When I add a Thread.dumpStack(); to sleepFor2000Ms() , the affected environments print something like

java.lang.Exception: Stack trace
    at java.base/java.lang.Thread.dumpStack(Thread.java:1380)
    at TestApplication.sleepFor2000Ms(TestApplication.java:36)
    at java.base/java.util.concurrent.CompletableFuture$AsyncRun.run(CompletableFuture.java:1804)
    at java.base/java.util.concurrent.CompletableFuture$AsyncRun.exec(CompletableFuture.java:1796)
    at java.base/java.util.concurrent.ForkJoinTask.doExec(ForkJoinTask.java:373)
    at java.base/java.util.concurrent.ForkJoinPool$WorkQueue.helpAsyncBlocker(ForkJoinPool.java:1253)
    at java.base/java.util.concurrent.ForkJoinPool.helpAsyncBlocker(ForkJoinPool.java:2237)
    at java.base/java.util.concurrent.CompletableFuture.timedGet(CompletableFuture.java:1933)
    at java.base/java.util.concurrent.CompletableFuture.get(CompletableFuture.java:2095)
    at TestApplication.lambda$0(TestApplication.java:15)
    at java.base/java.util.concurrent.CompletableFuture$AsyncRun.run(CompletableFuture.java:1804)
    at java.base/java.util.concurrent.CompletableFuture$AsyncRun.exec(CompletableFuture.java:1796)
    at java.base/java.util.concurrent.ForkJoinTask.doExec(ForkJoinTask.java:373)
    at java.base/java.util.concurrent.ForkJoinPool$WorkQueue.topLevelExec(ForkJoinPool.java:1182)
    at java.base/java.util.concurrent.ForkJoinPool.scan(ForkJoinPool.java:1655)
    at java.base/java.util.concurrent.ForkJoinPool.runWorker(ForkJoinPool.java:1622)
    at java.base/java.util.concurrent.ForkJoinWorkerThread.run(ForkJoinWorkerThread.java:165)

but note that this is a race.
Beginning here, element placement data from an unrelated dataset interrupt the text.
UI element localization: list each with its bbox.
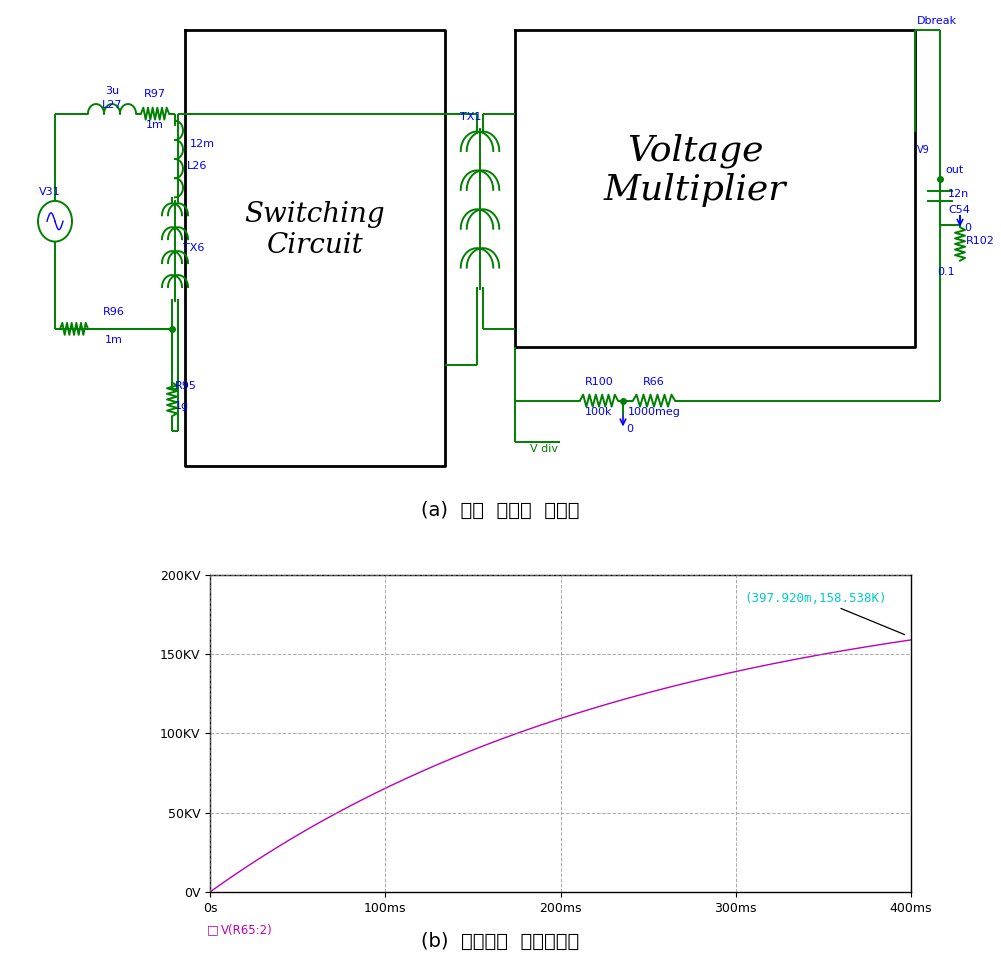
Text: V div: V div xyxy=(530,444,558,454)
Text: (397.920m,158.538K): (397.920m,158.538K) xyxy=(745,592,905,634)
Text: R102: R102 xyxy=(966,236,995,246)
Text: 0.1: 0.1 xyxy=(937,267,955,277)
Text: R95: R95 xyxy=(175,381,197,391)
Text: R66: R66 xyxy=(643,377,665,387)
Text: Dbreak: Dbreak xyxy=(917,16,957,26)
Text: 1g: 1g xyxy=(175,401,189,411)
Text: □: □ xyxy=(206,924,218,937)
Text: V(R65:2): V(R65:2) xyxy=(220,924,272,937)
Text: L26: L26 xyxy=(187,160,207,171)
Text: 1m: 1m xyxy=(104,335,122,345)
Text: 12n: 12n xyxy=(948,189,969,199)
Text: 12m: 12m xyxy=(190,139,215,149)
Text: 100k: 100k xyxy=(586,407,613,417)
Text: R96: R96 xyxy=(102,307,124,316)
Text: (b)  충전전압  시뮬레이션: (b) 충전전압 시뮬레이션 xyxy=(421,932,580,951)
Text: Voltage
Multiplier: Voltage Multiplier xyxy=(604,134,786,208)
Text: 1m: 1m xyxy=(146,120,164,130)
Text: V31: V31 xyxy=(39,187,61,197)
Text: 1000meg: 1000meg xyxy=(628,407,681,417)
Text: C54: C54 xyxy=(948,205,970,215)
Text: V9: V9 xyxy=(917,145,930,155)
Text: 3u: 3u xyxy=(105,86,119,96)
Text: out: out xyxy=(945,165,963,176)
Text: L27: L27 xyxy=(102,100,122,110)
Text: R97: R97 xyxy=(144,88,166,99)
Text: 0: 0 xyxy=(964,223,971,233)
Text: 0: 0 xyxy=(626,424,633,433)
Text: TX6: TX6 xyxy=(183,243,204,253)
Text: TX1: TX1 xyxy=(460,111,481,122)
Text: (a)  고압  충전부  회로도: (a) 고압 충전부 회로도 xyxy=(420,502,580,520)
Text: Switching
Circuit: Switching Circuit xyxy=(244,201,385,259)
Text: R100: R100 xyxy=(585,377,614,387)
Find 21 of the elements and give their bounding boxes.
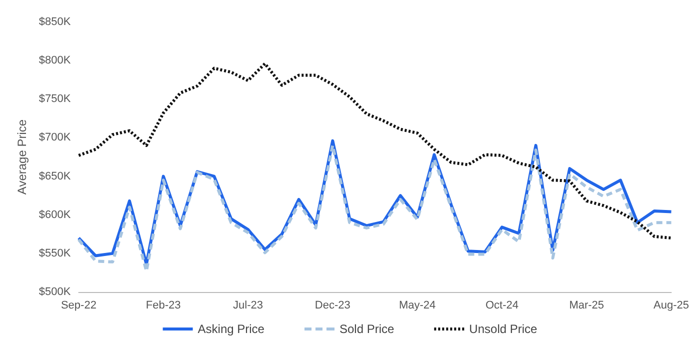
x-tick-label: May-24	[398, 300, 436, 312]
x-tick-label: Oct-24	[485, 300, 518, 312]
y-tick-label: $700K	[38, 132, 72, 144]
x-tick-label: Mar-25	[569, 300, 604, 312]
y-axis-title: Average Price	[15, 119, 29, 195]
y-tick-label: $850K	[38, 16, 72, 28]
y-tick-label: $500K	[38, 286, 72, 298]
x-tick-label: Jul-23	[233, 300, 263, 312]
legend-label: Sold Price	[339, 322, 395, 336]
x-tick-label: Sep-22	[60, 300, 96, 312]
line-series	[77, 62, 673, 240]
y-tick-label: $800K	[38, 54, 72, 67]
legend-label: Unsold Price	[469, 322, 538, 336]
legend-label: Asking Price	[198, 322, 265, 336]
x-tick-label: Aug-25	[654, 300, 690, 312]
x-tick-label: Feb-23	[146, 300, 181, 312]
y-tick-label: $550K	[38, 247, 72, 260]
y-tick-label: $650K	[38, 170, 72, 182]
y-tick-label: $600K	[38, 208, 72, 221]
x-tick-label: Dec-23	[314, 300, 350, 312]
y-tick-label: $750K	[38, 93, 72, 106]
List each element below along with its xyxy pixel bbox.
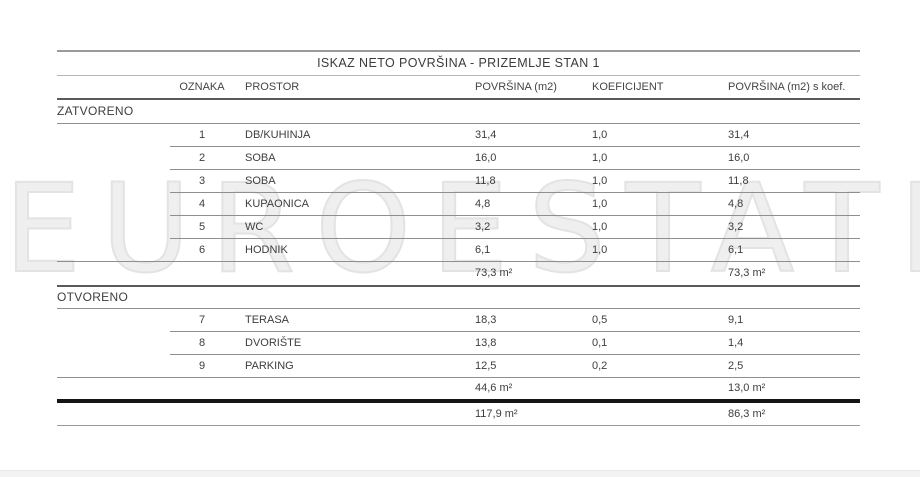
table-row: 6 HODNIK 6,1 1,0 6,1 [57,238,860,261]
divider-line [57,98,860,100]
table-row: 9 PARKING 12,5 0,2 2,5 [57,354,860,377]
cell-prostor: DB/KUHINJA [245,128,311,141]
divider-line [57,285,860,287]
cell-prostor: WC [245,220,264,233]
table-row: 1 DB/KUHINJA 31,4 1,0 31,4 [57,123,860,146]
table-row: 3 SOBA 11,8 1,0 11,8 [57,169,860,192]
cell-povrsina: 3,2 [475,220,491,233]
section-label-text: OTVORENO [57,289,129,304]
cell-prostor: SOBA [245,174,276,187]
column-header-povrsina-koef: POVRŠINA (m2) s koef. [728,80,846,93]
cell-oznaka: 5 [198,220,206,233]
cell-prostor: HODNIK [245,243,288,256]
divider-line [57,261,860,262]
cell-povrsina-koef: 6,1 [728,243,744,256]
cell-koeficijent: 1,0 [592,243,608,256]
divider-line [57,123,860,124]
table-row: 7 TERASA 18,3 0,5 9,1 [57,308,860,331]
cell-povrsina-koef: 3,2 [728,220,744,233]
cell-koeficijent: 1,0 [592,220,608,233]
cell-povrsina-koef: 9,1 [728,313,744,326]
cell-oznaka: 7 [198,313,206,326]
cell-prostor: TERASA [245,313,290,326]
cell-oznaka: 1 [198,128,206,141]
cell-koeficijent: 1,0 [592,174,608,187]
section-label-zatvoreno: ZATVORENO [57,99,860,123]
cell-oznaka: 3 [198,174,206,187]
total-povrsina-koef: 86,3 m² [728,408,766,420]
cell-povrsina: 4,8 [475,197,491,210]
divider-line [57,425,860,426]
table-title: ISKAZ NETO POVRŠINA - PRIZEMLJE STAN 1 [317,56,600,70]
table-row: 5 WC 3,2 1,0 3,2 [57,215,860,238]
cell-povrsina: 31,4 [475,128,497,141]
column-header-koeficijent: KOEFICIJENT [592,80,664,93]
cell-povrsina-koef: 2,5 [728,359,744,372]
subtotal-povrsina-koef: 13,0 m² [728,382,766,394]
table-row: 2 SOBA 16,0 1,0 16,0 [57,146,860,169]
cell-prostor: DVORIŠTE [245,336,302,349]
cell-povrsina-koef: 11,8 [728,174,749,187]
total-row: 117,9 m² 86,3 m² [57,403,860,425]
area-table: ISKAZ NETO POVRŠINA - PRIZEMLJE STAN 1 O… [57,0,860,477]
column-header-oznaka: OZNAKA [179,80,225,93]
section-label-text: ZATVORENO [57,104,134,118]
column-header-prostor: PROSTOR [245,80,300,93]
table-row: 8 DVORIŠTE 13,8 0,1 1,4 [57,331,860,354]
divider-line [57,50,860,52]
subtotal-povrsina-koef: 73,3 m² [728,267,766,279]
divider-line [57,308,860,309]
total-povrsina: 117,9 m² [475,408,518,420]
table-row: 4 KUPAONICA 4,8 1,0 4,8 [57,192,860,215]
cell-povrsina: 6,1 [475,243,491,256]
subtotal-row-zatvoreno: 73,3 m² 73,3 m² [57,261,860,285]
cell-povrsina: 16,0 [475,151,497,164]
cell-oznaka: 6 [198,243,206,256]
cell-oznaka: 2 [198,151,206,164]
cell-povrsina: 11,8 [475,174,496,187]
cell-oznaka: 4 [198,197,206,210]
cell-povrsina-koef: 1,4 [728,336,744,349]
divider-line [170,192,860,193]
total-separator-line [57,399,860,403]
cell-povrsina: 12,5 [475,359,497,372]
divider-line [170,331,860,332]
cell-prostor: PARKING [245,359,294,372]
cell-povrsina-koef: 16,0 [728,151,750,164]
divider-line [57,75,860,76]
divider-line [170,169,860,170]
cell-prostor: SOBA [245,151,276,164]
cell-povrsina: 18,3 [475,313,497,326]
divider-line [170,354,860,355]
divider-line [170,146,860,147]
section-label-otvoreno: OTVORENO [57,285,860,308]
bottom-edge-strip [0,470,920,477]
cell-koeficijent: 0,1 [592,336,608,349]
cell-povrsina-koef: 4,8 [728,197,744,210]
cell-oznaka: 8 [198,336,206,349]
cell-koeficijent: 1,0 [592,151,608,164]
divider-line [57,377,860,378]
cell-povrsina: 13,8 [475,336,497,349]
cell-prostor: KUPAONICA [245,197,309,210]
column-header-row: OZNAKA PROSTOR POVRŠINA (m2) KOEFICIJENT… [57,75,860,98]
cell-koeficijent: 0,2 [592,359,608,372]
subtotal-row-otvoreno: 44,6 m² 13,0 m² [57,377,860,399]
column-header-povrsina: POVRŠINA (m2) [475,80,557,93]
divider-line [170,215,860,216]
cell-koeficijent: 1,0 [592,128,608,141]
subtotal-povrsina: 73,3 m² [475,267,513,279]
divider-line [170,238,860,239]
cell-koeficijent: 0,5 [592,313,608,326]
cell-oznaka: 9 [198,359,206,372]
subtotal-povrsina: 44,6 m² [475,382,513,394]
cell-koeficijent: 1,0 [592,197,608,210]
cell-povrsina-koef: 31,4 [728,128,750,141]
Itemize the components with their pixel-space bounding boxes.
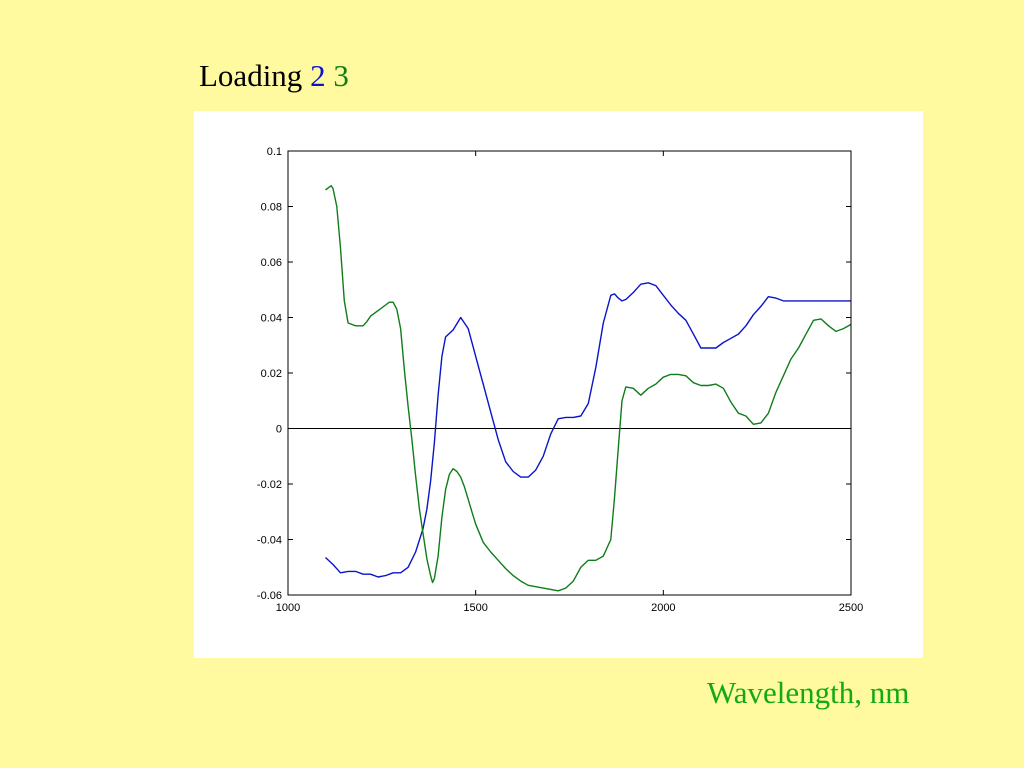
x-tick-label-1000: 1000: [276, 602, 300, 614]
plot-panel: 1000 1500 2000 2500 0.1 0.08 0.06 0.04 0.02 0 -0.0…: [194, 111, 923, 658]
y-tick-label-0.1: 0.1: [267, 146, 282, 158]
y-tick-label-0.06: 0.06: [261, 257, 282, 269]
plot-frame: [287, 150, 852, 596]
y-tick-label-0: 0: [276, 424, 282, 436]
y-tick-label--0.02: -0.02: [257, 479, 282, 491]
y-tick-label-0.08: 0.08: [261, 202, 282, 214]
y-tick-label--0.06: -0.06: [257, 590, 282, 602]
x-tick-label-2500: 2500: [839, 602, 863, 614]
x-axis-label: Wavelength, nm: [707, 675, 910, 710]
y-tick-label-0.02: 0.02: [261, 368, 282, 380]
y-tick-label-0.04: 0.04: [261, 313, 282, 325]
series-2-line: [325, 282, 851, 578]
loading-id-3: 3: [333, 58, 349, 93]
loading-id-2: 2: [310, 58, 326, 93]
x-tick-label-1500: 1500: [463, 602, 487, 614]
y-tick-label--0.04: -0.04: [257, 535, 282, 547]
slide-title: Loading 2 3: [199, 58, 349, 94]
x-tick-label-2000: 2000: [651, 602, 675, 614]
series-3-line: [325, 184, 852, 592]
spectra-chart: 1000 1500 2000 2500 0.1 0.08 0.06 0.04 0.02 0 -0.0…: [257, 146, 863, 614]
title-prefix: Loading: [199, 58, 303, 93]
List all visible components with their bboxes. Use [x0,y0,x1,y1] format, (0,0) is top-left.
It does not always happen. And when I change the inner code to

CompletableFuture<Void> inner
    = CompletableFuture.runAsync(TestApplication::sleepFor2000Ms);
LockSupport.parkNanos(1_000_000);
inner.get(50, TimeUnit.MILLISECONDS);

the timeout reproducibly works (this may still fail under heavy load though).

I could not find a matching bug report, however, there's a similar problem with ForkJoinTask , ForkJoinTask.get(timeout) Might Wait Forever . This also hasn't been fixed yet.


I would expect that when Virtual Threads (aka project Loom) become reality, such problems will disappear, as then, there is no reason to avoid blocking of threads because the underlying native thread can be reused without such quirks.

Until then, you should rather avoid blocking worker threads in general. Java 8's strategy of starting compensation threads when worker threads get blocked, doesn't scale well, so you're exchanging one problem for another.